Monday, January 09, 2006

Happy New Year

Yes, happy new year. Sorry to come across like a rejected Seinfeld episode idea, but I'm fed up of saying 'happy new year' to people. It's not so much the enforced conviviality as that you have to remember whether or not you've seen that particular person since December 31st 2005. It's considered, for some reason, terribly bad form to wish someone a happy new year twice. What I want to know is: what is the statute of limitations on wishing people happy new year? At what point is it socially acceptable to not wish someone a new year? Surely there can't be too many people unaware that it's now 2006? Me pointing it out would surely be unnecessary, wouldn't it?


I've still got my limp, but it's on the way out. I don't think I got enough respect for my limp.
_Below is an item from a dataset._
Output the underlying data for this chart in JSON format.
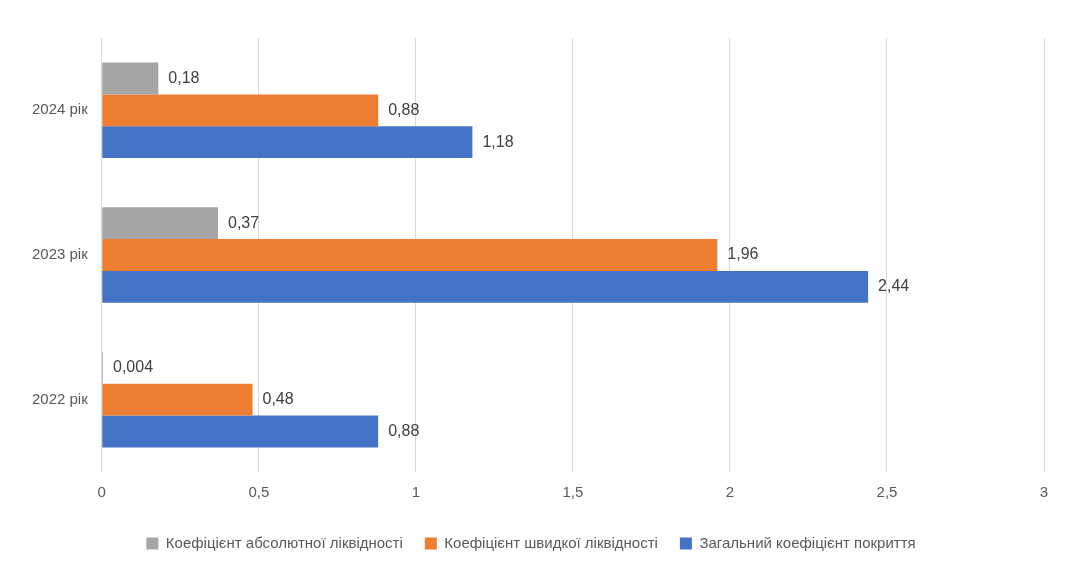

They don't come naturally. You've got work out exactly how best to limp in order to fulfil the triplet aims of minimising pain, maximising mobility and looking cool. It's a real shame more people didn't stop me in the street and say, cool limp - would you mind showing me how you do it? I'd've obliged.
Just been to a clothes shop, bought some trainers in the sale (inevitably brown), and noted that they had lots and lots of bizarrely oversized watches on sale. Huge. Far too big for the average wrist. Faces about 8cm across. It's like Flavor Flav designed them. I wanted to ask them in the shop, but felt it would open me up to accusations of uncool, so I left it hanging. Boo.